Has to be Watership Down.
“Puzzled, he glanced from land to sea and back again: it was some little time before he thought of looking at the sky. Then Reinhold Hoffman knew, as did Konrad Schneider at this same moment, that he had lost his race. And he knew that he had lost it, not by the few weeks or months that he had feared, but by millennia.”
The giant Grof was hit in one eye by a stone, and that eye turned inward so that it looked into his mind, and he died of what he saw there.
I’m on a roll. Here’s a different book:
“I wanted to come, and if I hadn’t, they would have been all alone, and nobody would have ever known how frightened and brave and irreplaceable they were.”
I know this one, too, but I just guessed one and don’t want to be a spoil sport. But I just read this!
All three of the quotes I posted here are from three of my all-time favorite books.
One more:
“I must not fear. Fear is the mind-killer. Fear is the little-death that brings total obliteration. I will face my fear. I will permit it to pass over me and through me. And when it has gone past I will turn the inner eye to see its path. Where the fear has gone there will be nothing. Only I will remain.”
Hey, that’s from Dune!
One of my favorites. I have actually said it to myself once or twice.
“Follow me, reader! Who told you that there is no true, faithful, eternal love in this world! May the liar’s vile tongue be cut out! Follow me, my reader, and me alone, and I will show you such a love!”
But one strange wild dark long year, Halloween came early.
One year Halloween came on October 24, three hours after midnight.

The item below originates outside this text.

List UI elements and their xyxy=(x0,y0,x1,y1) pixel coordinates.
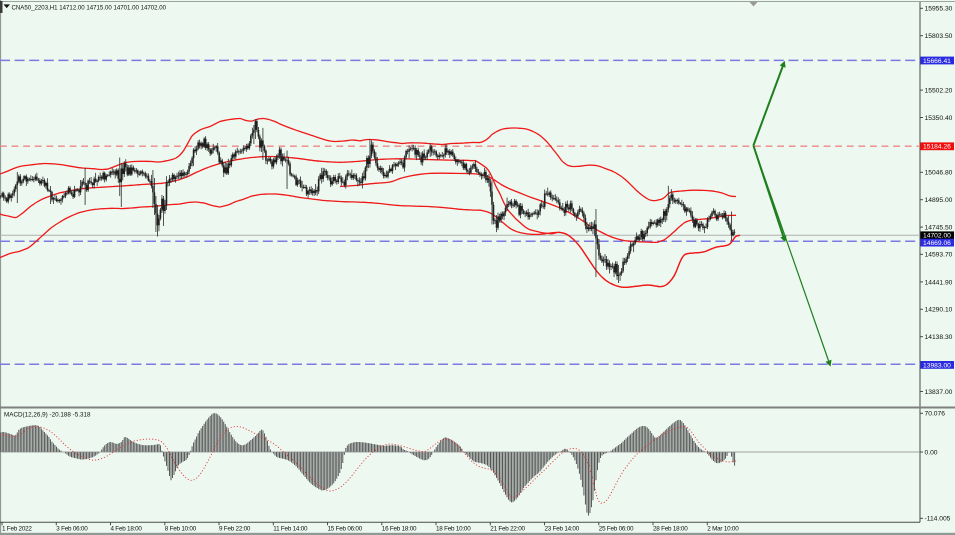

At that time, James Nightshade of 97 Oak Street was thirteen years, eleven months, twenty-three days old. Next door, William Halloway was thirteen years, eleven months, twenty-four days old. Both touched toward fourteen; it almost trembled in their hands.
And that was the October week when they grew up overnight, and were never so young any more…
It was a bright cold day in April, and the clocks were striking thirteen.
Ashley, if you live in the USA, you win a book of your choice from our stacks.